The US Congress struck a deal on Wednesday paving the way for the U.S. Senate to pass a bill as soon as this week to impose new sanctions on Russia and bar President Donald Trump from easing sanctions on Moscow without Congress' approval.
Earlier Wednesday, Russia warned it was edging closer to retaliation against Washington, after the House of Representatives backed new US sanctions on Moscow, while the European Union said the move might affect its energy security and it stood ready to act too.
"I am glad to announce that we have reached an agreement that will allow us to send sanctions legislation to the president's desk," Senator Bob Corker, the Republican chairman of the US Senate Foreign Relations Committee, said in a statement on Wednesday evening.
He said the Senate would move to approve sanctions on Russia and Iran that it originally passed in mid-June, as well as sanctions on North Korea developed by the House of Representatives and included in a bill the House passed overwhelmingly on Wednesday.
Before the latest agreement, some senators had objected to the North Korea measures and it had looked like the sanctions bill, already delayed since mid-June, could languish into September.
The House voted 419-3 on Tuesday to impose new sanctions on Moscow and force Mr Trump to obtain lawmakers' approval before easing any punitive measures on Russia.
If the bill passes the Senate as expected, it would be sent to the White House for Mr Trump to sign into law or veto. It is, however, expected to garner enough support to override a Trump veto.
Most White House watchers believe Mr Trump will reluctantly sign off on the new sanctions, given deep support for them among US lawmakers and his desire to avoid being accused of being soft on Moscow.
Representative Ed Royce, the Republican chairman of the House Foreign Affairs Committee, said Mr Trump would have little choice. The Senate passed a version of the legislation, without the North Korea sanctions, on June 15 by 98-2.
'Sad news for Russia-US ties'
The issue has rattled Russia, which fears that its economy, weakened by 2014 Western sanctions imposed over its role in the Ukraine crisis, will now find it harder to recover and grow. Foreign investors could be scared off.

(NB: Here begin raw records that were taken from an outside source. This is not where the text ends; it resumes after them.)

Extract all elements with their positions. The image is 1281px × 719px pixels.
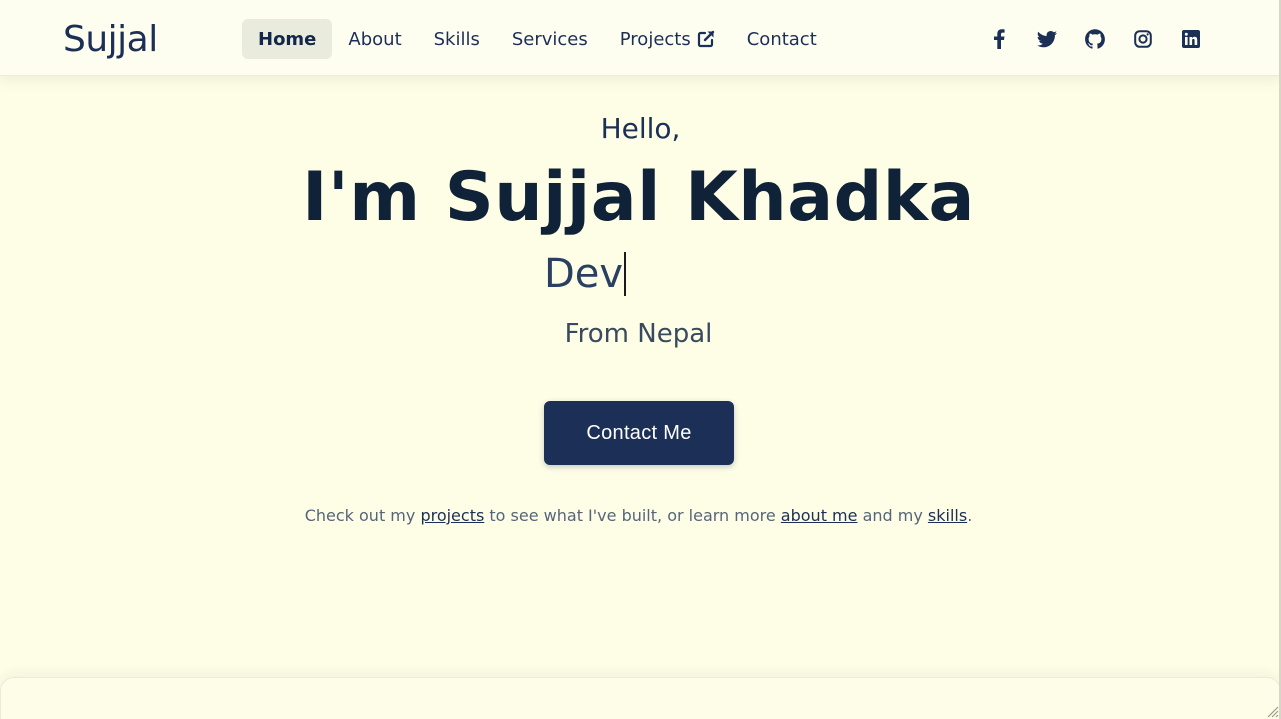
nav-item-label: Services [511,28,588,50]
about-me-link[interactable]: about me [781,506,858,525]
hero-name-heading: I'm Sujjal Khadka [302,158,975,237]
nav-item-contact[interactable]: Contact [731,19,833,59]
resize-grip-icon[interactable] [1265,703,1279,718]
hero-typed-role: Dev [544,248,627,300]
typed-text: Dev [544,251,624,297]
note-prefix: Check out my [304,506,421,525]
nav-item-about[interactable]: About [332,19,417,59]
nav-item-home[interactable]: Home [242,19,333,59]
hero-location: From Nepal [564,319,713,349]
nav-item-label: Home [258,28,317,50]
facebook-icon[interactable] [986,27,1012,51]
twitter-icon[interactable] [1034,27,1060,51]
nav-item-services[interactable]: Services [496,19,604,59]
nav-item-skills[interactable]: Skills [418,19,496,59]
external-link-icon [697,30,715,48]
top-navbar: Sujjal Home About Skills Services Projec… [0,0,1281,76]
page: Sujjal Home About Skills Services Projec… [0,0,1281,719]
note-mid-2: and my [857,506,928,525]
projects-link[interactable]: projects [420,506,484,525]
note-mid-1: to see what I've built, or learn more [484,506,781,525]
nav-item-label: Projects [619,28,691,50]
linkedin-icon[interactable] [1178,27,1204,51]
github-icon[interactable] [1082,27,1108,51]
typing-caret [624,252,627,296]
note-suffix: . [967,506,973,525]
instagram-icon[interactable] [1130,27,1156,51]
brand-logo[interactable]: Sujjal [63,19,158,61]
nav-item-label: About [348,28,402,50]
contact-me-button[interactable]: Contact Me [544,401,734,465]
next-section-card [0,677,1281,719]
nav-item-label: Skills [433,28,480,50]
nav-item-label: Contact [746,28,817,50]
hero-greeting: Hello, [600,112,681,145]
social-links [986,27,1226,51]
skills-link[interactable]: skills [928,506,967,525]
hero-note: Check out my projects to see what I've b… [0,505,1277,527]
nav-links: Home About Skills Services Projects Cont… [242,19,833,59]
nav-item-projects[interactable]: Projects [604,19,731,59]
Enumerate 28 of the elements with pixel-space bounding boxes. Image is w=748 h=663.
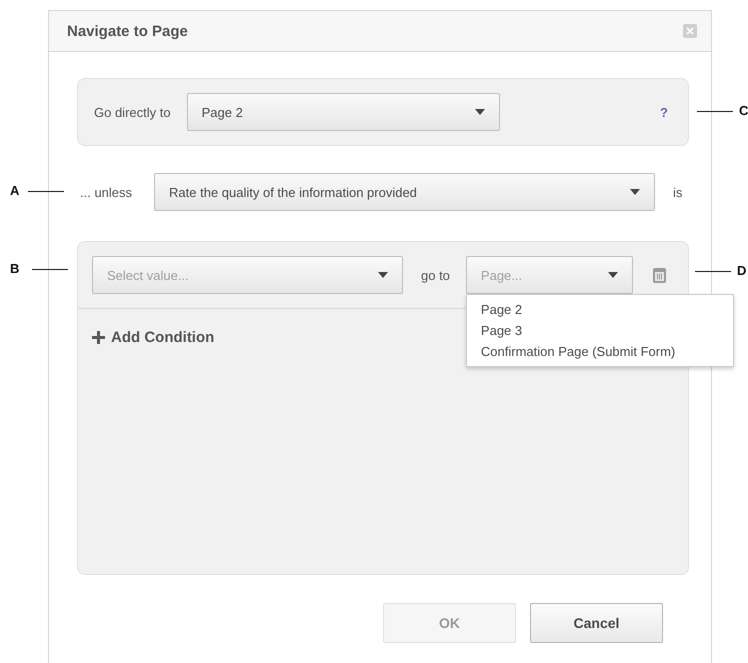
callout-label: A <box>10 183 20 198</box>
menu-item[interactable]: Confirmation Page (Submit Form) <box>466 341 733 362</box>
field-label: Go directly to <box>94 104 171 120</box>
add-condition-link[interactable]: Add Condition <box>111 329 214 346</box>
callout-label: D <box>737 263 746 278</box>
callout-label: B <box>10 261 20 276</box>
callout-label: C <box>739 103 748 118</box>
caret-icon <box>474 109 485 115</box>
page-dropdown[interactable]: Page 2 <box>186 93 500 131</box>
trash-icon[interactable] <box>652 268 666 282</box>
dialog-title: Navigate to Page <box>67 22 188 40</box>
close-icon[interactable] <box>683 24 697 38</box>
caret-icon <box>378 272 388 278</box>
field-label: is <box>673 184 682 200</box>
field-label: go to <box>421 268 450 282</box>
caret-icon <box>608 272 618 278</box>
leader-line <box>32 269 68 270</box>
caret-icon <box>630 189 640 195</box>
field-label: ... unless <box>80 184 132 200</box>
menu-item[interactable]: Page 3 <box>466 320 733 341</box>
dialog-button[interactable]: Cancel <box>530 603 663 643</box>
menu-item[interactable]: Page 2 <box>466 299 733 320</box>
question-dropdown[interactable]: Rate the quality of the information provided <box>154 173 656 211</box>
help-link[interactable]: ? <box>660 104 668 120</box>
plus-icon[interactable] <box>92 331 105 344</box>
leader-line <box>697 111 733 112</box>
leader-line <box>28 191 64 192</box>
leader-line <box>695 271 731 272</box>
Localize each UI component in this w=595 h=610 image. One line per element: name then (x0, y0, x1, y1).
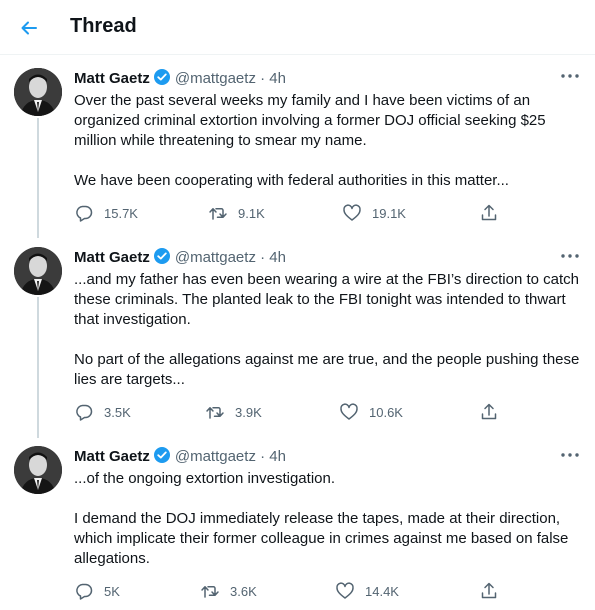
tweet-paragraph: ...of the ongoing extortion investigatio… (74, 470, 336, 487)
retweet-button[interactable]: 3.6K (200, 579, 257, 603)
separator-dot: · (260, 448, 266, 465)
author-handle[interactable]: @mattgaetz (175, 448, 256, 465)
reply-button[interactable]: 5K (74, 579, 120, 603)
share-icon (481, 582, 497, 599)
author-name[interactable]: Matt Gaetz (74, 448, 150, 465)
share-button[interactable] (479, 579, 509, 603)
reply-icon (76, 583, 93, 600)
more-options-icon[interactable] (558, 443, 582, 467)
tweet-text: ...of the ongoing extortion investigatio… (74, 469, 586, 569)
tweet-header: Matt Gaetz @mattgaetz · 4h (74, 446, 286, 465)
retweet-icon (201, 586, 219, 598)
retweet-count: 3.6K (230, 583, 257, 599)
tweet-actions: 5K 3.6K 14.4K (74, 579, 554, 603)
tweet[interactable]: Matt Gaetz @mattgaetz · 4h ...of the ongo… (0, 0, 595, 610)
reply-count: 5K (104, 583, 120, 599)
tweet-time[interactable]: 4h (269, 448, 286, 465)
like-count: 14.4K (365, 583, 399, 599)
avatar[interactable] (14, 446, 62, 494)
tweet-paragraph: I demand the DOJ immediately release the… (74, 510, 569, 567)
verified-badge-icon (153, 447, 170, 463)
like-button[interactable]: 14.4K (335, 579, 399, 603)
heart-icon (336, 582, 354, 599)
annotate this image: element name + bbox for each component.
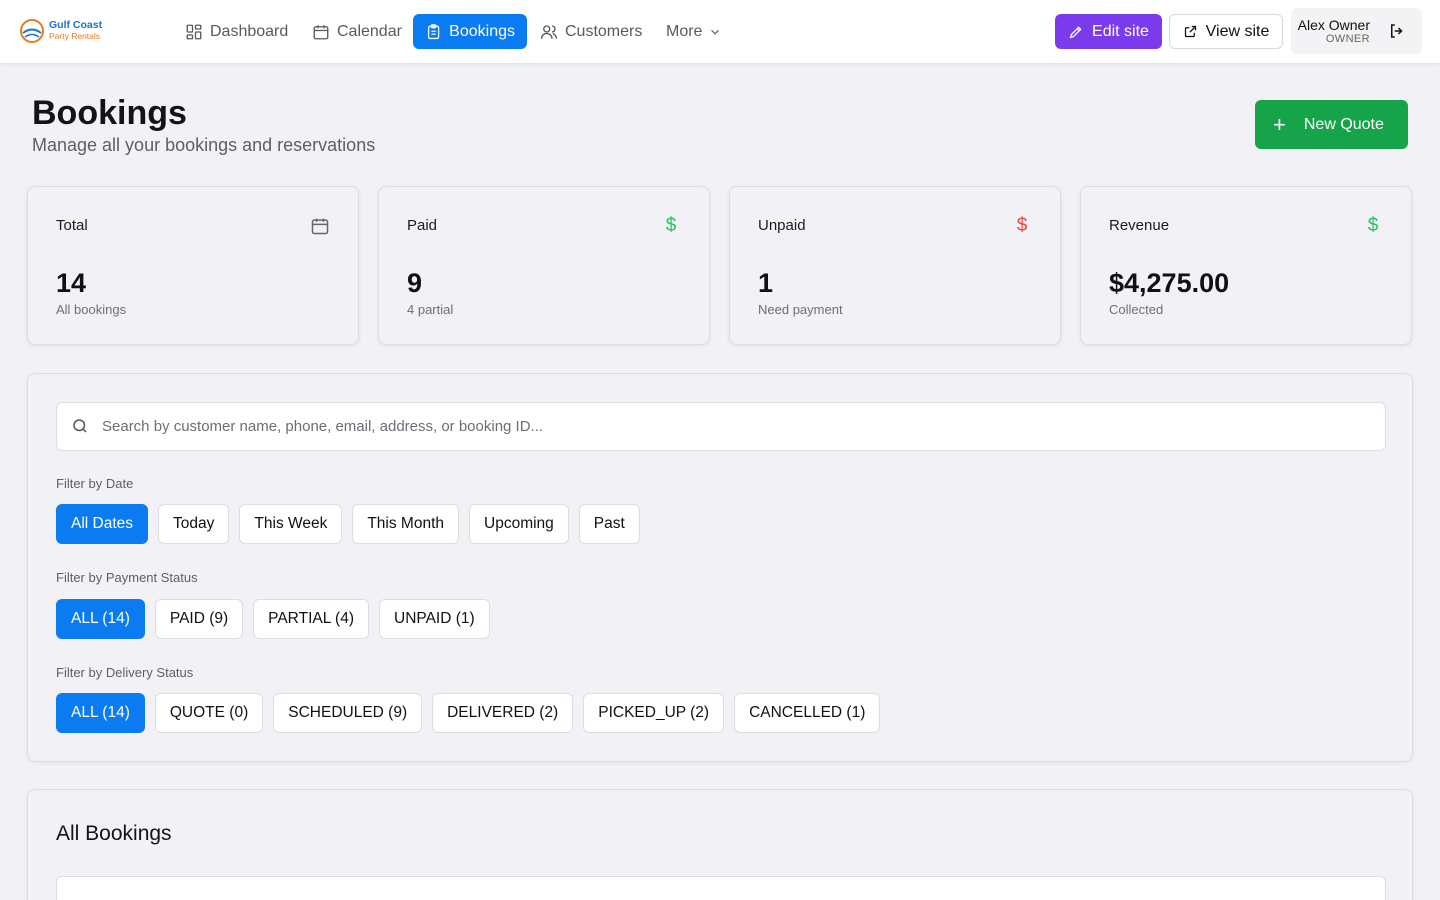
stat-label: Unpaid: [758, 217, 806, 234]
clipboard-icon: [427, 23, 440, 39]
logo-mark-icon: [20, 19, 44, 43]
stat-note: Collected: [1109, 302, 1164, 317]
page-subtitle: Manage all your bookings and reservation…: [32, 135, 376, 155]
date-filter-label: Filter by Date: [56, 476, 134, 491]
stat-note: All bookings: [56, 302, 127, 317]
new-quote-button[interactable]: + New Quote: [1255, 100, 1408, 149]
external-link-icon: [1184, 25, 1196, 38]
stat-value: 14: [56, 268, 87, 298]
date-filter-today[interactable]: Today: [158, 504, 230, 544]
bookings-section: All Bookings: [27, 789, 1413, 900]
payment-filter-label: Filter by Payment Status: [56, 570, 198, 585]
date-filter-upcoming[interactable]: Upcoming: [469, 504, 569, 544]
delivery-filter-delivered[interactable]: DELIVERED (2): [432, 693, 574, 733]
stat-card-total: Total 14 All bookings: [27, 186, 359, 345]
stat-label: Paid: [407, 217, 438, 234]
search-icon: [73, 419, 87, 433]
delivery-filter-scheduled[interactable]: SCHEDULED (9): [273, 693, 423, 733]
payment-filter-paid[interactable]: PAID (9): [154, 599, 244, 639]
stat-label: Revenue: [1109, 217, 1170, 234]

"This is rather sad news from the point of view of Russia-US ties," Dmitry Peskov, a Kremlin spokesman, said following Tuesday's vote in the House. "We are talking about an extremely unfriendly act."
He said Russian President Vladimir Putin would decide if and how Moscow would retaliate once the sanctions became law. Russia's deputy foreign minister warned the move was taking bilateral relations into uncharted waters, killing off hopes of improving them in the near future.
A senator in Russia's upper house of parliament, Alexei Pushkov, said on Twitter that he believes Mr Trump will sign the law because "he's a prisoner of Congress and anti-Russian hysteria." The sanctions are "a new stage of confrontation," he added.
Mr Trump, whose presidency has been embroiled in a distracting dispute over his associates' alleged ties to Moscow, is on the defensive over accusations Russia helped elect him last year. He has said he wants to mend relations with Russia that are languishing at a post-Cold War low.
Mr Trump had denied that there was any collusion between his campaign and Russia.
The Kremlin's alleged interference in the 2016 U.S. presidential election is one reason lawmakers have pushed for the new sanctions.
The Senate's original bill focused on Iran sanctions that were modelled after executive orders from previous administrations. The Russia part was later added in an amendment, and includes sanctions on a range of industries.
Concern for EU energy
The European Union frets that new US restrictions could pose obstacles to its companies doing business with Russia and threaten the bloc's energy supply lines.
Several provisions target Russian energy, with new limits on US investment in Russian companies. US firms also would be barred from participating in energy exploration projects where Russian firms have a stake of 33 per cent or higher.
The bill includes sanctions on foreign firms investing in or helping Russian energy exploration, although the president could waive those sanctions.
The bill would give the Trump administration the option of imposing sanctions on firms helping develop Russian export pipelines, such as the Nord Stream 2 pipeline carrying natural gas to Europe, in which German companies are involved.
In a concession to allies, those sanctions are optional, not mandatory.
The European Commission said a number of EU concerns had been taken into account in the most recent version of the bill, but said it could lead to sanctions on any company, including European, that worked on Russian energy export pipelines.
In Brussels, European Commission President Jean-Claude Juncker said the EU was ready to act "within a matter of days" if it felt the new US sanctions undermined the bloc's energy security.